A call for rooftop solar panels (new window)

RALEIGH -- An environmental advocacy group that says North Carolina's greenhouse gas emissions are rising proposes a solution: Putting solar panels on nearly 700,000 rooftops.

Environment North Carolina, in a report to be issued today, says that based on current solar energy development in the state, the sun could supply at least 14 percent of the state's energy needs in two decades.

The group's report identifies Wake and Mecklenburg counties as having the greatest number of rooftops suitable for solar panels.

 

The Raleigh advocacy group is the latest in a string of environmental organizations to issue reports setting lofty goals for renewable resources and energy efficiency.
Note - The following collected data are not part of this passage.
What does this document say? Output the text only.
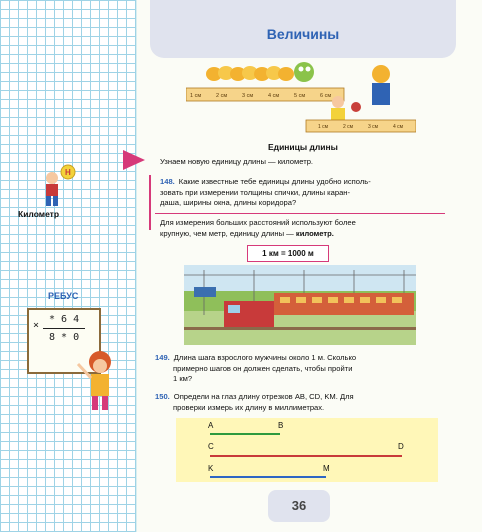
Величины
1 см	2 см	3 см	4 см	5 см	6 см
1 см	2 см	3 см	4 см
Единицы длины
Узнаем новую единицу длины — километр.
H
Километр
РЕБУС
×
* 6 4
8 * 0
148. Какие известные тебе единицы длины удобно исполь-
зовать при измерении толщины спички, длины каран-
даша, ширины окна, длины коридора?
Для измерения больших расстояний используют более
крупную, чем метр, единицу длины — километр.
1 км = 1000 м
149. Длина шага взрослого мужчины около 1 м. Сколько
примерно шагов он должен сделать, чтобы пройти
1 км?
150. Определи на глаз длину отрезков AB, CD, KM. Для
проверки измерь их длину в миллиметрах.
A	B
C	D
K	M
36
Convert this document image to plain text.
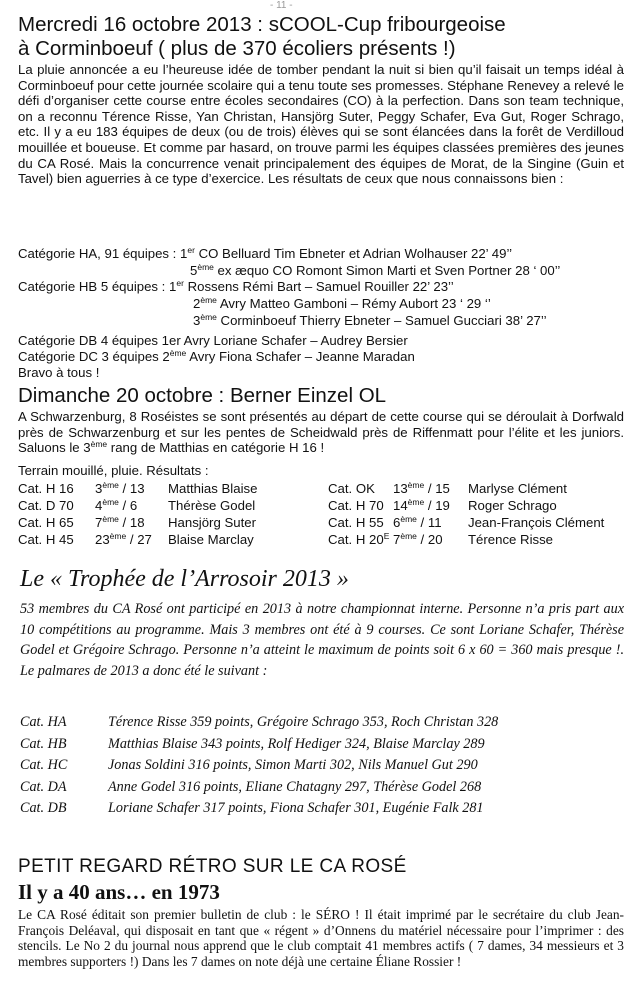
- 11 -
Mercredi 16 octobre 2013 : sCOOL-Cup fribourgeoise
à Corminboeuf ( plus de 370 écoliers présents !)
La pluie annoncée a eu l’heureuse idée de tomber pendant la nuit si bien qu’il faisait un temps idéal à Corminboeuf pour cette journée scolaire qui a tenu toute ses promesses. Stéphane Renevey a relevé le défi d’organiser cette course entre écoles secondaires (CO) à la perfection. Dans son team technique, on a reconnu Térence Risse, Yan Christan, Hansjörg Suter, Peggy Schafer, Eva Gut, Roger Schrago, etc. Il y a eu 183 équipes de deux (ou de trois) élèves qui se sont élancées dans la forêt de Verdilloud mouillée et boueuse. Et comme par hasard, on trouve parmi les équipes classées premières des jeunes du CA Rosé. Mais la concurrence venait principalement des équipes de Morat, de la Singine (Guin et Tavel) bien aguerries à ce type d’exercice. Les résultats de ceux que nous connaissons bien :
Catégorie HA, 91 équipes : 1er CO Belluard Tim Ebneter et Adrian Wolhauser 22’ 49’’
5ème ex æquo CO Romont Simon Marti et Sven Portner 28 ‘ 00’’
Catégorie HB 5 équipes : 1er Rossens Rémi Bart – Samuel Rouiller 22’ 23’’
2ème Avry Matteo Gamboni – Rémy Aubort 23 ‘ 29 ‘’
3ème Corminboeuf Thierry Ebneter – Samuel Gucciari 38’ 27’’
Catégorie DB 4 équipes 1er Avry Loriane Schafer – Audrey Bersier
Catégorie DC 3 équipes 2ème Avry Fiona Schafer – Jeanne Maradan
Bravo à tous !
Dimanche 20 octobre : Berner Einzel OL
A Schwarzenburg, 8 Roséistes se sont présentés au départ de cette course qui se déroulait à Dorfwald près de Schwarzenburg et sur les pentes de Scheidwald près de Riffenmatt pour l’élite et les juniors. Saluons le 3ème rang de Matthias en catégorie H 16 !
Terrain mouillé, pluie. Résultats :
Cat. H 16 3ème / 13 Matthias Blaise
Cat. D 70 4ème / 6 Thérèse Godel
Cat. H 65 7ème / 18 Hansjörg Suter
Cat. H 45 23ème / 27 Blaise Marclay
Cat. OK 13ème / 15 Marlyse Clément
Cat. H 70 14ème / 19 Roger Schrago
Cat. H 55 6ème / 11 Jean-François Clément
Cat. H $20^E$ 7ème / 20 Térence Risse
Le « Trophée de l’Arrosoir 2013 »
53 membres du CA Rosé ont participé en 2013 à notre championnat interne. Personne n’a pris part aux 10 compétitions au programme. Mais 3 membres ont été à 9 courses. Ce sont Loriane Schafer, Thérèse Godel et Grégoire Schrago. Personne n’a atteint le maximum de points soit 6 x 60 = 360 mais presque !. Le palmares de 2013 a donc été le suivant :
Cat. HA	Térence Risse 359 points, Grégoire Schrago 353, Roch Christan 328
Cat. HB	Matthias Blaise 343 points, Rolf Hediger 324, Blaise Marclay 289
Cat. HC	Jonas Soldini 316 points, Simon Marti 302, Nils Manuel Gut 290
Cat. DA	Anne Godel 316 points, Eliane Chatagny 297, Thérèse Godel 268
Cat. DB	Loriane Schafer 317 points, Fiona Schafer 301, Eugénie Falk 281
PETIT REGARD RÉTRO SUR LE CA ROSÉ
Il y a 40 ans… en 1973
Le CA Rosé éditait son premier bulletin de club : le SÉRO ! Il était imprimé par le secrétaire du club Jean-François Deléaval, qui disposait en tant que « régent » d’Onnens du matériel nécessaire pour l’imprimer : des stencils. Le No 2 du journal nous apprend que le club comptait 41 membres actifs ( 7 dames, 34 messieurs et 3 membres supporters !) Dans les 7 dames on note déjà une certaine Éliane Rossier !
The organizations emphasize that green energy targets that once seemed inconceivable are within reach if backed by government policies to pay the costs.

Environment North Carolina in Raleigh doesn't estimate a price for its solar proposal, but according to a state regulator it would be astronomical -- more than $100 billion at the current price for solar panels.

"Someone would have to raise it and finance it," said James McLawhorn, director of the electricity division in the Public Staff, the state's consumer protection arm in utility matters. "That seems tremendous to me."

North Carolina seems years away from using the sun to provide 14 percent of the state's electricity. Under a 2007 state energy law, solar energy will have to provide just 0.2 percent of the state's electricity.

The state has about 31 megawatts of solar energy in operation or under development.

The goal set out by Environment North Carolina would require the state to develop 13,900 megawatts of solar energy, which would make this state nearly equivalent to the 14,730 megawatts of solar energy currently available worldwide.

Megawatt for megawatt, solar power is the most expensive form of electricity today, but green energy advocates say planning can't be based on current costs.

"The cost of solar power is coming down, while the cost of dirty energy is going up," said Elizabeth Ouzts, state director for Environment North Carolina. "In the not-too-distant future, the cost of solar will be cheaper than building a new coal-fired power plant."

The solar report comes a day after the group released a study saying North Carolina's greenhouse gas emissions into the atmosphere have risen 39 percent from 1990 to 2007. The data come from the U.S. Energy Information Administration's "State Energy Consumption, Price and Expenditure Estimates."

The rise in emissions is caused by more cars on the road burning more fuel, and more electricity being generated by the state's 45 coal-burning units.

The reports come as legislative proposals that would require states to cut emissions by more than 80 percent in coming decades are making their way through Congress. Some power companies, including Raleigh-based Progress Energy, plan to shut down older coal-burning power plants as a way of curtailing greenhouse gas emissions.

Carbon dioxide is the only major pollutant that can not be controlled with available technology.

Electric utilities in this state have spent billions of dollars to trap and contain other pollutants -- such as sulphur dioxide, nitrous oxides and particulates - in response to North Carolina's Clean Smokestacks Act. The 2002 law requires the state's coal-burning plants to cut ozone-forming emissions by three-fourths by 2012.

Even as energy consumption has increased, North Carolina's air quality this summer was the cleanest it has been in more than three decades, according to the state Department of Environment and Natural Resources. The improvement is in large part because of the smokestacks law and other environmental legislation.